Statement by an IMF Staff Mission on the 2012 Article IV Consultation with the Democratic Republic of the CongoPress Release No. 12/236
June 25, 2012
An International Monetary Fund (IMF) mission visited Kinshasa June 7-21, 2012 to undertake the 2012 Article IV consultation discussions and review performance under the authorities’ Extended Credit Facility (ECF) arrangement.1 The mission met with the President of the Senate Léon Kengo Wa Dondo, the President of the National Assembly Aubin Minuku, Prime Minister Matata Ponyo Mapon, Vice-Prime Minister and Minister of Budget Daniel Mukoko Samba, Minister Delegate to the Prime Minister for Finance Patrice Kitebi Kibol Mvul, Central Bank of the Congo Governor Jean-Claude Masangu, and other senior Ministers and government officials. The mission also met with representatives from the private sector, civil society, and the donor community.
At the end of the mission, Mr. Robert York issued the following statement in Kinshasa:
“In the context of the 2012 Article IV consultation discussions, the mission exchanged views with the Congolese authorities, civil society, and donors, on the regional outlook for sub-Saharan Africa and the risks facing the Democratic Republic of the Congo (DRC). In particular, the discussions focused on the current fiscal stance and how to anchor fiscal policy over the medium term, policy options to enhance the efficacy of monetary policy in light of the extensive dollarization of the economy, and the DRC’s external debt sustainability and vulnerability to shocks.
“The mission took note that economic performance improved recently and the DRC economy has largely been shielded from the economic crisis in Europe, mainly because of its low level of global integration. While this low level of integration has been beneficial in the short term, the mission stressed that this would be a significant constraint on DRC’s development over the medium term. Closer integration will require diversifying the economy, investing in infrastructure, and improving the business environment more generally to attract investment. Notwithstanding these medium term needs, the mission urged the authorities to improve its macroeconomic buffers over the short term: in particular, through further fiscal consolidation and a buildup of international reserves, which in 2011 reached an equivalent of 8 weeks of non-aid related imports. Building larger buffers is the appropriate policy response to reduce the economy’s external vulnerability.
“The mission encouraged the government to maintain the broad thrust of fiscal policy, which has been the foundation behind better economic performance. In this context, it advised the government to ensure no (net) financing of the fiscal deficit by the Central Bank of the Congo (BCC), as an appropriate anchor for fiscal policy over the medium term. Efforts to mobilize more domestic revenue are the only means currently to meet human and infrastructure development needs. In this regard, changes to tax policies, and tax and customs adminstratrion reform in the natural resource sector is seen as particulary important.
“The mission welcomes the ongoing reforms to enhance the independence and operating efficiency of the BCC and discussed policy options for anchoring inflation in DRC’s highly dollarized economy. The authorities concurred with the mission that continuation of economic policies that support the current stable environment would encourage the use of the local currency (i.e., de-dollarization).
“The mission reiterated the importance of carefully managing external debt and state guarantees as they could quickly grow beyond levels considered to be sustainable. In this regard, considering only projects with a high economic and social return, and external borrowing on highly concessional terms would ensure the sustainability of the country’s debt.

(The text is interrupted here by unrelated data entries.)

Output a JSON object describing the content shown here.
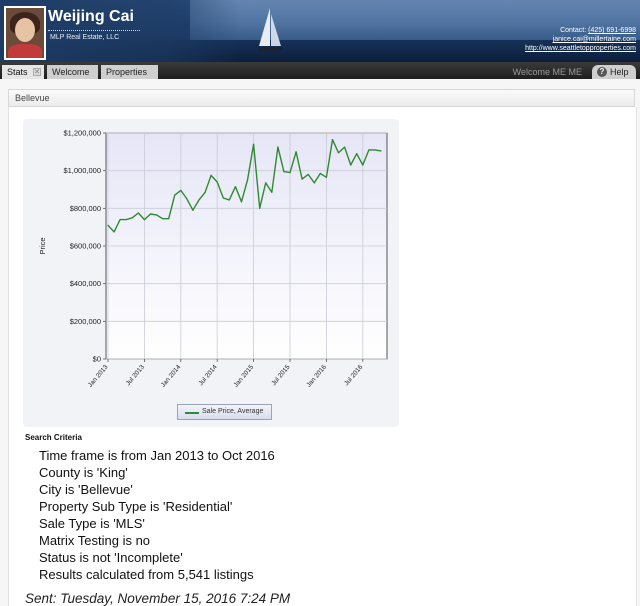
{
  "header": {
    "agent_name": "Weijing Cai",
    "company": "MLP Real Estate, LLC",
    "contact_label": "Contact:",
    "phone": "(425) 691-6998",
    "email": "janice.cai@millertaine.com",
    "website": "http://www.seattletopproperties.com"
  },
  "tabs": [
    {
      "label": "Stats"
    },
    {
      "label": "Welcome"
    },
    {
      "label": "Properties"
    }
  ],
  "welcome_user": "Welcome ME ME",
  "help_label": "Help",
  "section_title": "Bellevue",
  "chart_data": {
    "type": "line",
    "ylabel": "Price",
    "ylim": [
      0,
      1200000
    ],
    "y_ticks": [
      "$0",
      "$200,000",
      "$400,000",
      "$600,000",
      "$800,000",
      "$1,000,000",
      "$1,200,000"
    ],
    "x_tick_labels": [
      "Jan 2013",
      "Jul 2013",
      "Jan 2014",
      "Jul 2014",
      "Jan 2015",
      "Jul 2015",
      "Jan 2016",
      "Jul 2016"
    ],
    "x": [
      "Jan 2013",
      "Feb 2013",
      "Mar 2013",
      "Apr 2013",
      "May 2013",
      "Jun 2013",
      "Jul 2013",
      "Aug 2013",
      "Sep 2013",
      "Oct 2013",
      "Nov 2013",
      "Dec 2013",
      "Jan 2014",
      "Feb 2014",
      "Mar 2014",
      "Apr 2014",
      "May 2014",
      "Jun 2014",
      "Jul 2014",
      "Aug 2014",
      "Sep 2014",
      "Oct 2014",
      "Nov 2014",
      "Dec 2014",
      "Jan 2015",
      "Feb 2015",
      "Mar 2015",
      "Apr 2015",
      "May 2015",
      "Jun 2015",
      "Jul 2015",
      "Aug 2015",
      "Sep 2015",
      "Oct 2015",
      "Nov 2015",
      "Dec 2015",
      "Jan 2016",
      "Feb 2016",
      "Mar 2016",
      "Apr 2016",
      "May 2016",
      "Jun 2016",
      "Jul 2016",
      "Aug 2016",
      "Sep 2016",
      "Oct 2016"
    ],
    "series": [
      {
        "name": "Sale Price, Average",
        "color": "#2e8b2e",
        "values": [
          710000,
          675000,
          740000,
          740000,
          750000,
          775000,
          740000,
          770000,
          765000,
          745000,
          745000,
          870000,
          895000,
          850000,
          790000,
          845000,
          885000,
          975000,
          940000,
          855000,
          845000,
          915000,
          835000,
          950000,
          1140000,
          800000,
          935000,
          885000,
          1125000,
          995000,
          990000,
          1100000,
          955000,
          980000,
          935000,
          985000,
          965000,
          1165000,
          1095000,
          1125000,
          1030000,
          1090000,
          1030000,
          1110000,
          1110000,
          1105000
        ]
      }
    ],
    "grid": true,
    "legend": "bottom"
  },
  "criteria": {
    "title": "Search Criteria",
    "lines": [
      "Time frame is from Jan 2013 to Oct 2016",
      "County is 'King'",
      "City is 'Bellevue'",
      "Property Sub Type is 'Residential'",
      "Sale Type is 'MLS'",
      "Matrix Testing is no",
      "Status is not 'Incomplete'",
      "Results calculated from 5,541 listings"
    ]
  },
  "sent": "Sent: Tuesday, November 15, 2016 7:24 PM"
}
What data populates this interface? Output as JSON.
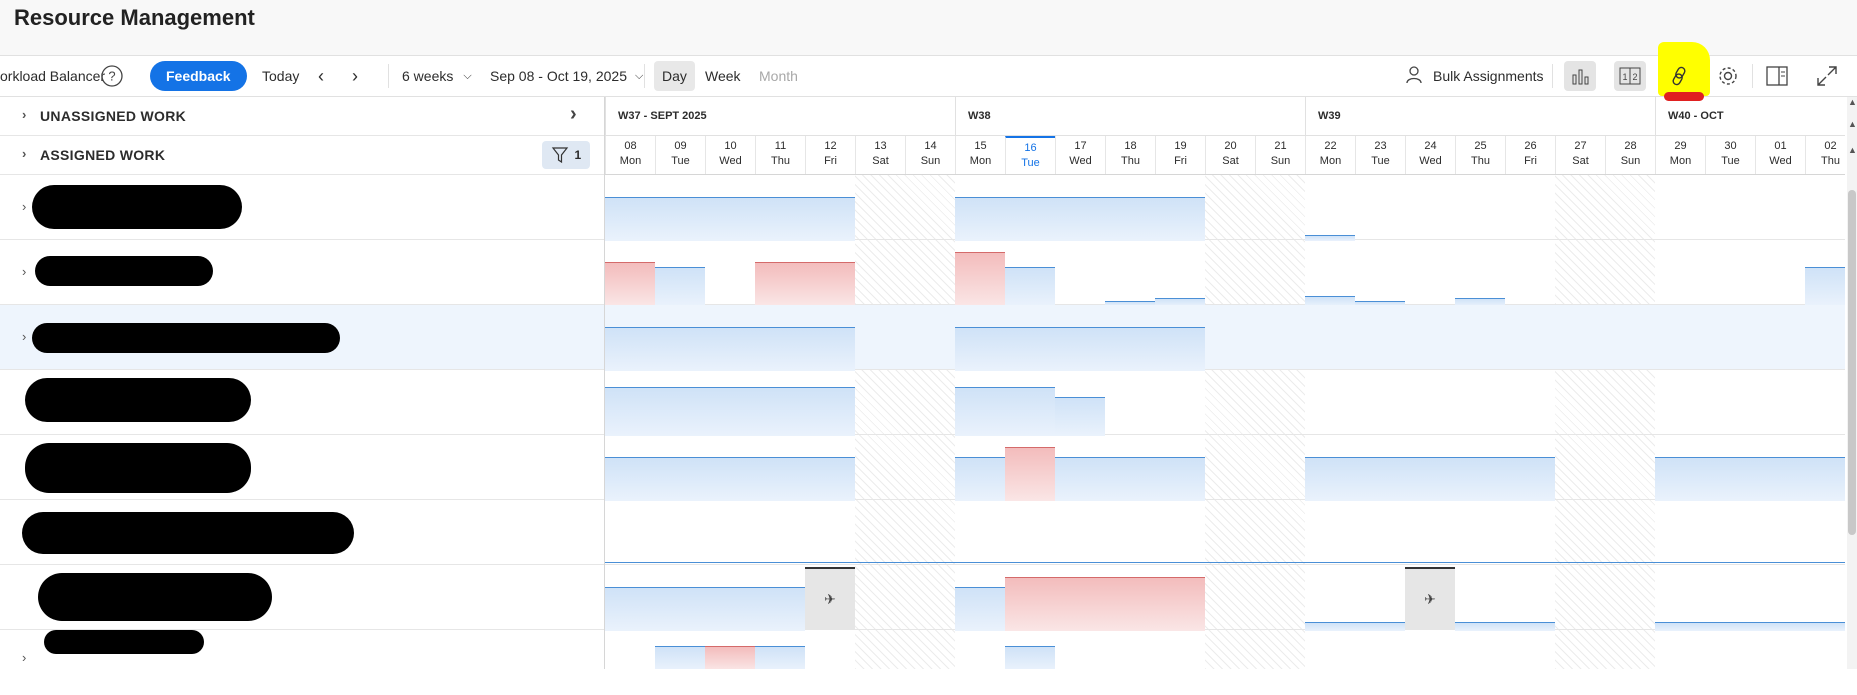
{
  "app": {
    "title": "Resource Management"
  },
  "toolbar": {
    "workload_balancer": "orkload Balancer",
    "feedback": "Feedback",
    "today": "Today",
    "range_select": "6 weeks",
    "date_range": "Sep 08 - Oct 19, 2025",
    "view_day": "Day",
    "view_week": "Week",
    "view_month": "Month",
    "bulk_assignments": "Bulk Assignments"
  },
  "sections": {
    "unassigned": "UNASSIGNED WORK",
    "assigned": "ASSIGNED WORK",
    "filter_count": "1"
  },
  "weeks": [
    {
      "label": "W37 - SEPT 2025"
    },
    {
      "label": "W38"
    },
    {
      "label": "W39"
    },
    {
      "label": "W40 - OCT"
    }
  ],
  "days": [
    {
      "num": "08",
      "dow": "Mon"
    },
    {
      "num": "09",
      "dow": "Tue"
    },
    {
      "num": "10",
      "dow": "Wed"
    },
    {
      "num": "11",
      "dow": "Thu"
    },
    {
      "num": "12",
      "dow": "Fri"
    },
    {
      "num": "13",
      "dow": "Sat"
    },
    {
      "num": "14",
      "dow": "Sun"
    },
    {
      "num": "15",
      "dow": "Mon"
    },
    {
      "num": "16",
      "dow": "Tue"
    },
    {
      "num": "17",
      "dow": "Wed"
    },
    {
      "num": "18",
      "dow": "Thu"
    },
    {
      "num": "19",
      "dow": "Fri"
    },
    {
      "num": "20",
      "dow": "Sat"
    },
    {
      "num": "21",
      "dow": "Sun"
    },
    {
      "num": "22",
      "dow": "Mon"
    },
    {
      "num": "23",
      "dow": "Tue"
    },
    {
      "num": "24",
      "dow": "Wed"
    },
    {
      "num": "25",
      "dow": "Thu"
    },
    {
      "num": "26",
      "dow": "Fri"
    },
    {
      "num": "27",
      "dow": "Sat"
    },
    {
      "num": "28",
      "dow": "Sun"
    },
    {
      "num": "29",
      "dow": "Mon"
    },
    {
      "num": "30",
      "dow": "Tue"
    },
    {
      "num": "01",
      "dow": "Wed"
    },
    {
      "num": "02",
      "dow": "Thu"
    }
  ],
  "today_index": 8,
  "colors": {
    "accent": "#1473e6",
    "overallocated": "#f3bcbc",
    "allocated": "#cfe2f7",
    "highlight": "#ffff00"
  }
}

“The short term economic outlook continues to be promising with GDP growth projected at about 7 percent in 2012 driven by the mining sector. Inflation could reach its single-digit target by the end of this year on account of the recent slowdown in global food and fuel prices, and if macreconomic policies continue their current thrust. This thrust would include a slight decline in the domestic fiscal deficit to about 1 percent of GDP in 2012, and actions by the BCC to ensure the monetary aggregates evolve in line with the program. The current account deficit is expected to deteriorate in 2012 to about 12 percent of GDP from 8.3 percent in 2011 as a result of declining commodity prices. However, risks for the outlook are on the downside as the country’s terms of trade may deteriorate further if the global economy weakens, and the uncertainty generated by domestic security concerns in the Eastern part of the country destabilizes the economy.

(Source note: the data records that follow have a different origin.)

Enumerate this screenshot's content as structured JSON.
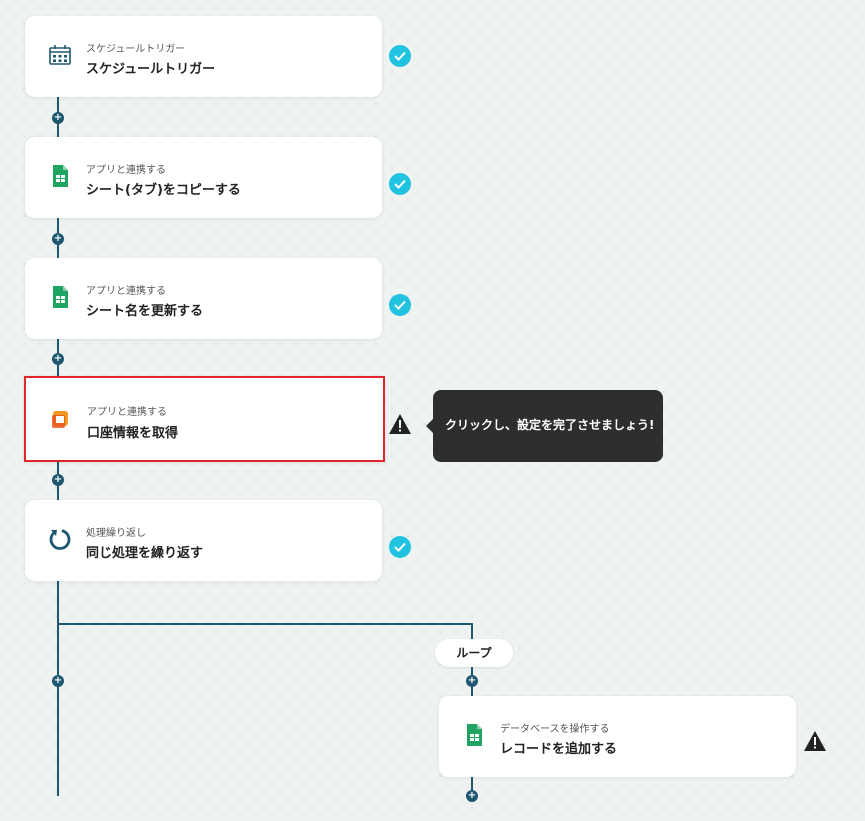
{
  "flow": {
    "steps": [
      {
        "category": "スケジュールトリガー",
        "title": "スケジュールトリガー",
        "icon": "calendar-icon",
        "status": "complete"
      },
      {
        "category": "アプリと連携する",
        "title": "シート(タブ)をコピーする",
        "icon": "google-sheets-icon",
        "status": "complete"
      },
      {
        "category": "アプリと連携する",
        "title": "シート名を更新する",
        "icon": "google-sheets-icon",
        "status": "complete"
      },
      {
        "category": "アプリと連携する",
        "title": "口座情報を取得",
        "icon": "app-orange-icon",
        "status": "warning"
      },
      {
        "category": "処理繰り返し",
        "title": "同じ処理を繰り返す",
        "icon": "loop-icon",
        "status": "complete"
      }
    ],
    "loop": {
      "label": "ループ",
      "step": {
        "category": "データベースを操作する",
        "title": "レコードを追加する",
        "icon": "google-sheets-icon",
        "status": "warning"
      }
    }
  },
  "tooltip": {
    "text": "クリックし、設定を完了させましょう!"
  },
  "colors": {
    "line": "#1e5870",
    "check": "#22c3e0",
    "selected_border": "#e0262b",
    "sheets_green": "#1fa463",
    "orange": "#f29a1f"
  }
}
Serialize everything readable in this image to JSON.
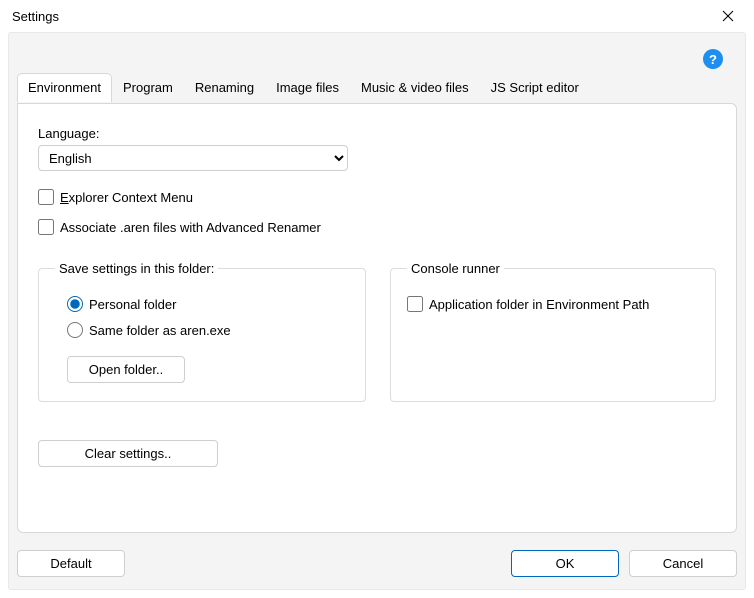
{
  "window": {
    "title": "Settings"
  },
  "tabs": {
    "environment": "Environment",
    "program": "Program",
    "renaming": "Renaming",
    "image_files": "Image files",
    "music_video": "Music & video files",
    "js_editor": "JS Script editor"
  },
  "environment": {
    "language_label": "Language:",
    "language_value": "English",
    "explorer_context_menu_pre": "",
    "explorer_context_menu_key": "E",
    "explorer_context_menu_post": "xplorer Context Menu",
    "associate_aren": "Associate .aren files with Advanced Renamer",
    "save_group": "Save settings in this folder:",
    "radio_personal": "Personal folder",
    "radio_same": "Same folder as aren.exe",
    "open_folder": "Open folder..",
    "console_group": "Console runner",
    "app_folder_env": "Application folder in Environment Path",
    "clear_settings": "Clear settings.."
  },
  "footer": {
    "default": "Default",
    "ok": "OK",
    "cancel": "Cancel"
  },
  "help_glyph": "?"
}
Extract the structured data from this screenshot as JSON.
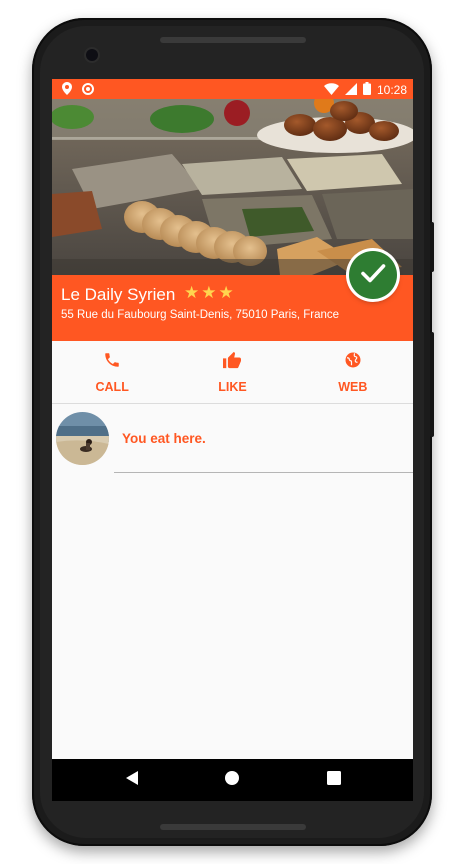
{
  "status_bar": {
    "time": "10:28",
    "icons": [
      "location-icon",
      "circle-notification-icon",
      "wifi-icon",
      "signal-icon",
      "battery-icon"
    ]
  },
  "restaurant": {
    "name": "Le Daily Syrien",
    "stars": "★★★",
    "rating": 3,
    "address": "55 Rue du Faubourg Saint-Denis, 75010 Paris, France"
  },
  "actions": [
    {
      "label": "CALL",
      "icon": "phone-icon"
    },
    {
      "label": "LIKE",
      "icon": "thumb-up-icon"
    },
    {
      "label": "WEB",
      "icon": "globe-icon"
    }
  ],
  "list": {
    "items": [
      {
        "text": "You eat here."
      }
    ]
  },
  "colors": {
    "accent": "#ff5722",
    "check": "#2e7d32",
    "star": "#ffd54f"
  },
  "navigation": [
    "back-icon",
    "home-icon",
    "recents-icon"
  ]
}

“A budget consistent with the thrust of policies supported under the ECF arrangement and further progress with governance and transparency reforms in extractive industries would support the mission’s recommendation for the completion of the fourth and fifth reviews of the program. In this event, the IMF’s Executive Board could discuss the 2012 Article IV Consultation and fourth and fifth reviews of the DRC’s program in early September 2012.”

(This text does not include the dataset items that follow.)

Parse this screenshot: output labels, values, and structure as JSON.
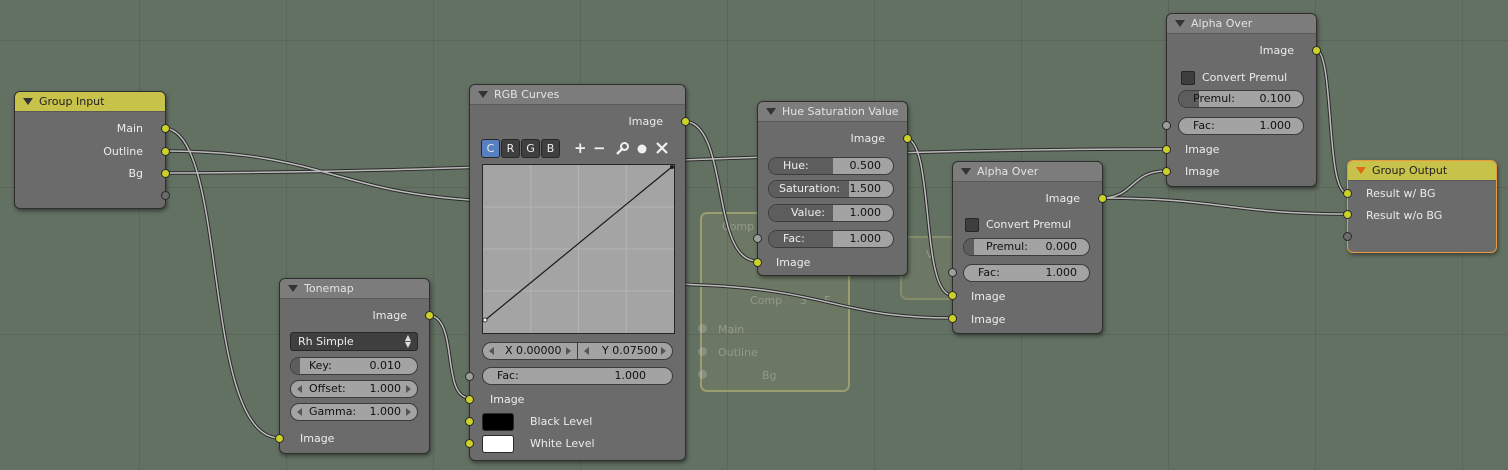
{
  "group_input": {
    "title": "Group Input",
    "outputs": [
      "Main",
      "Outline",
      "Bg"
    ]
  },
  "tonemap": {
    "title": "Tonemap",
    "output": "Image",
    "type_value": "Rh Simple",
    "key_label": "Key:",
    "key_value": "0.010",
    "offset_label": "Offset:",
    "offset_value": "1.000",
    "gamma_label": "Gamma:",
    "gamma_value": "1.000",
    "input": "Image"
  },
  "rgb_curves": {
    "title": "RGB Curves",
    "output": "Image",
    "channels": [
      "C",
      "R",
      "G",
      "B"
    ],
    "tools": [
      "+",
      "−",
      "wrench-icon",
      "dot-icon",
      "close-icon"
    ],
    "x_readout": "X 0.00000",
    "y_readout": "Y 0.07500",
    "fac_label": "Fac:",
    "fac_value": "1.000",
    "input_image": "Image",
    "black_level": "Black Level",
    "white_level": "White Level",
    "black_color": "#000000",
    "white_color": "#ffffff"
  },
  "ghost_node": {
    "title": "Comp",
    "row_left": "Comp",
    "row_num": "3",
    "row_f": "F",
    "items": [
      "Main",
      "Outline",
      "Bg"
    ],
    "side_label": "V"
  },
  "hsv": {
    "title": "Hue Saturation Value",
    "output": "Image",
    "hue_label": "Hue:",
    "hue_value": "0.500",
    "sat_label": "Saturation:",
    "sat_value": "1.500",
    "val_label": "Value:",
    "val_value": "1.000",
    "fac_label": "Fac:",
    "fac_value": "1.000",
    "input": "Image"
  },
  "alpha_over_1": {
    "title": "Alpha Over",
    "output": "Image",
    "convert_label": "Convert Premul",
    "premul_label": "Premul:",
    "premul_value": "0.000",
    "fac_label": "Fac:",
    "fac_value": "1.000",
    "input_a": "Image",
    "input_b": "Image"
  },
  "alpha_over_2": {
    "title": "Alpha Over",
    "output": "Image",
    "convert_label": "Convert Premul",
    "premul_label": "Premul:",
    "premul_value": "0.100",
    "fac_label": "Fac:",
    "fac_value": "1.000",
    "input_a": "Image",
    "input_b": "Image"
  },
  "group_output": {
    "title": "Group Output",
    "inputs": [
      "Result w/ BG",
      "Result w/o BG"
    ]
  },
  "colors": {
    "background": "#637163",
    "node_body": "#6b6b6b",
    "socket_image": "#ccd12a",
    "socket_value": "#9d9d9d",
    "group_header": "#c7c24a",
    "selected_outline": "#e49a3d",
    "active_channel": "#5680c2"
  }
}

1 The Extended Credit Facility (ECF) has replaced the Poverty Reduction and Growth Facility (PRGF) as the Fund’s main tool for medium-term financial support to low-income countries by providing a higher level of access to financing, more concessional terms, enhanced flexibility in program design, and more focused streamlined conditionality. Financing under the ECF currently carries a zero interest rate, with a grace period of 5½ years, and a final maturity of 10 years. The Fund reviews the level of interest rates for all concessional facilities every two years.